Tre generazioni e due background (quello europeo e quello newyorkese) lontani tra loro, per il quartetto di scena lunedì sera a Torino.

Recensione
classica
Jazz Club Torino Torino
Franco Ambrosetti
Tre generazioni e due background (quello europeo e quello newyorkese) lontani tra loro, per il quartetto di scena lunedì sera a Torino. Il luogo è il "Giardino d'inverno" di piazza Valdo Fusi, insolito residuo post-olimpico una volta tanto sottratto all'abbandono.
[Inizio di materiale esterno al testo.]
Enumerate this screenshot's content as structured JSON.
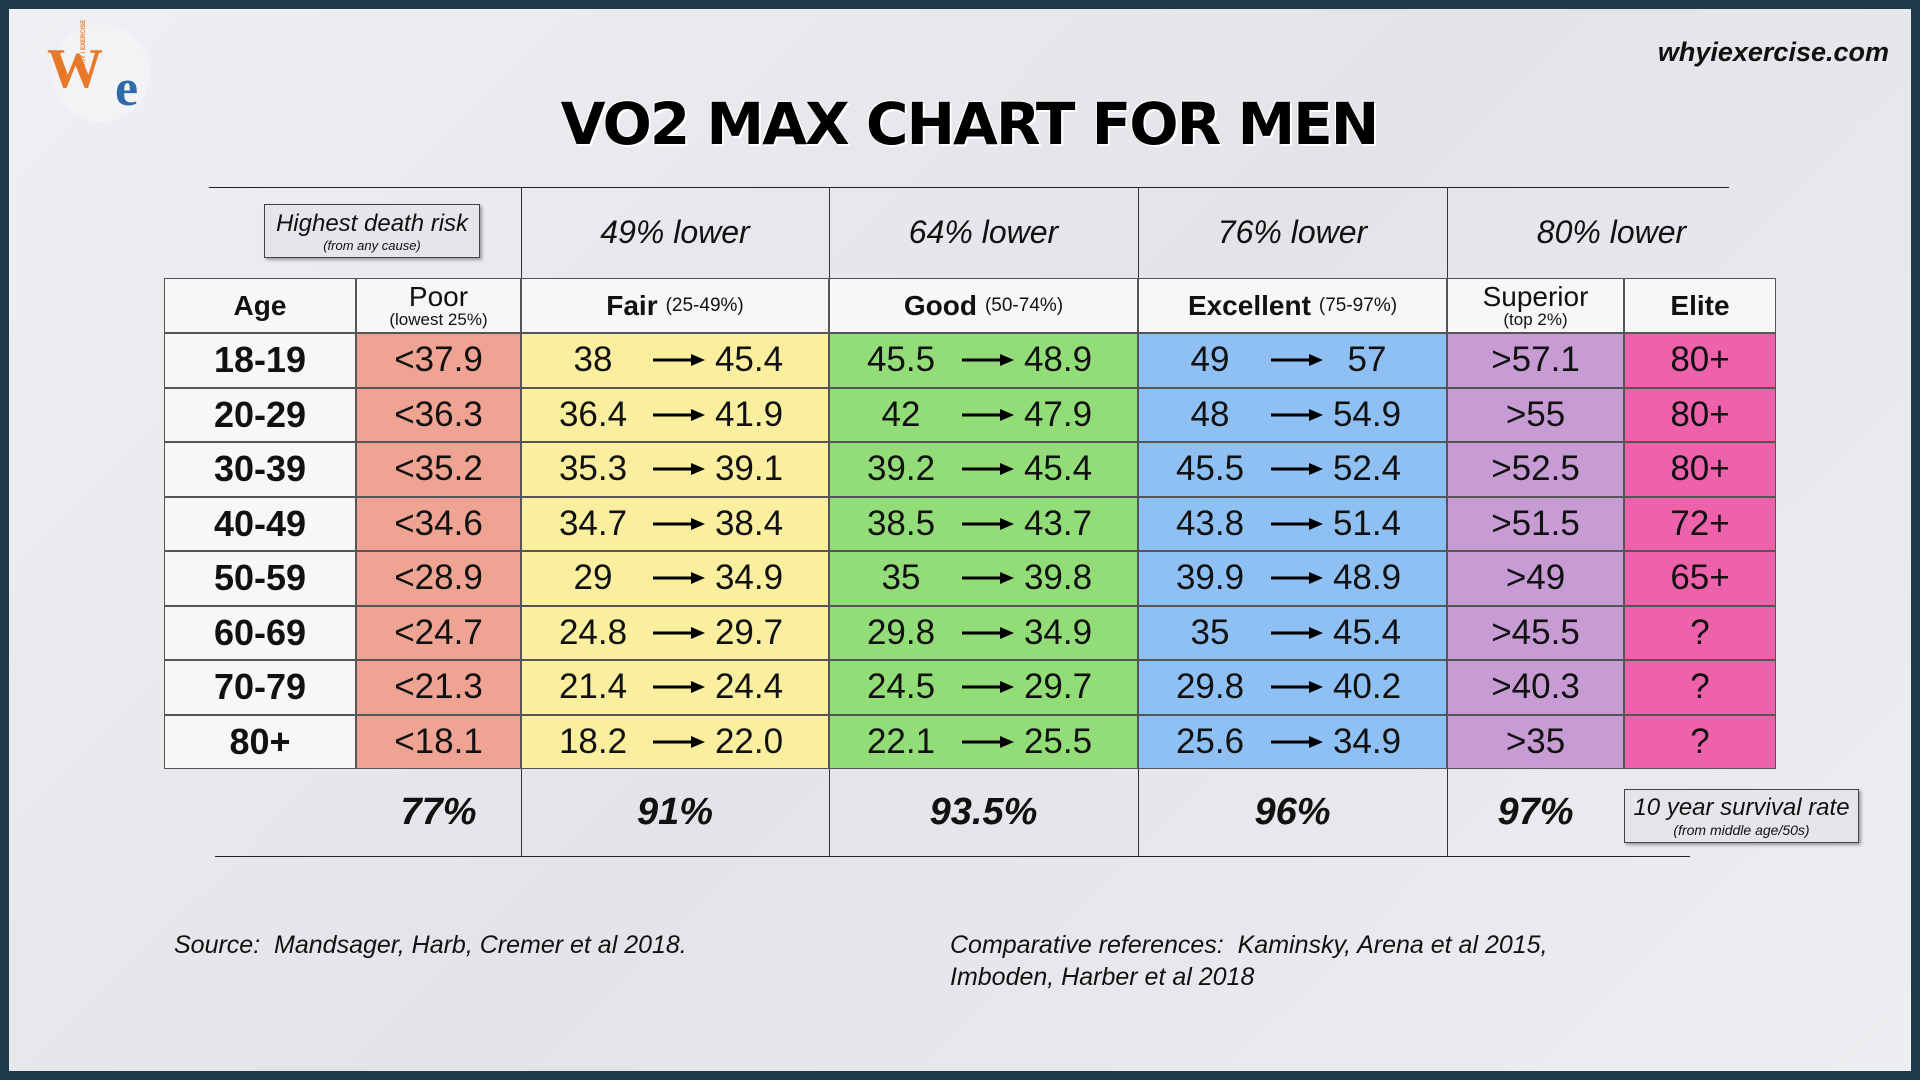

Il Torino Jazz Club, storico luogo d'incontro e promozione del jazz torinese, ospita Franco Ambrosetti e Uri Caine, freschi della loro collaborazione in The Wind (Enja), accompagnati dalla sezione ritmica di Kenny Davis e Ben Perowsky. Un incontro di menti musicali non così prossime (sebbene da Uri Caine ci si possa aspettare di tutto) poteva farci prevedere un concerto-divertissement sulla scia del virtuosismo bop di Ambrosetti, con il proteiforme Caine a dar sfogo al suo lato "leggero". Al contrario il programma, complice il disco in distribuzione, stupisce per la varietà delle ispirazioni e alterna allo "swing" degli standard (esaltanti per la tecnica e la personalità di tutti e quattro i musicisti) momenti più riflessivi tratti dal disco, perfettamente curati dal punto di vista degli arrangiamenti. Il concerto, in un unico set, si apre con la dedica a Michael Brecker di Mike on Wings e con la "ristrutturazione" di Doxy di Sonny Rollins. Seguono l'appropriato omaggio a Chet Baker con una splendida versione di The Wind di Russ Freeman trasformata in una bossa nova, la più classica delle My Funny Valentine (impreziosita da uno strepitoso solo di Davis), le complessità armoniche della spirituale Lyrical Sketches (composta dal figlio di Ambrosetti, Gianluca) e, infine, la divertita chiusura di Cheek to cheek. Le due composizioni di Caine Otello e Stiletto (entrambe nel disco) si impongono per efficacia, grazie alla classe superiore del pianista newyorkese.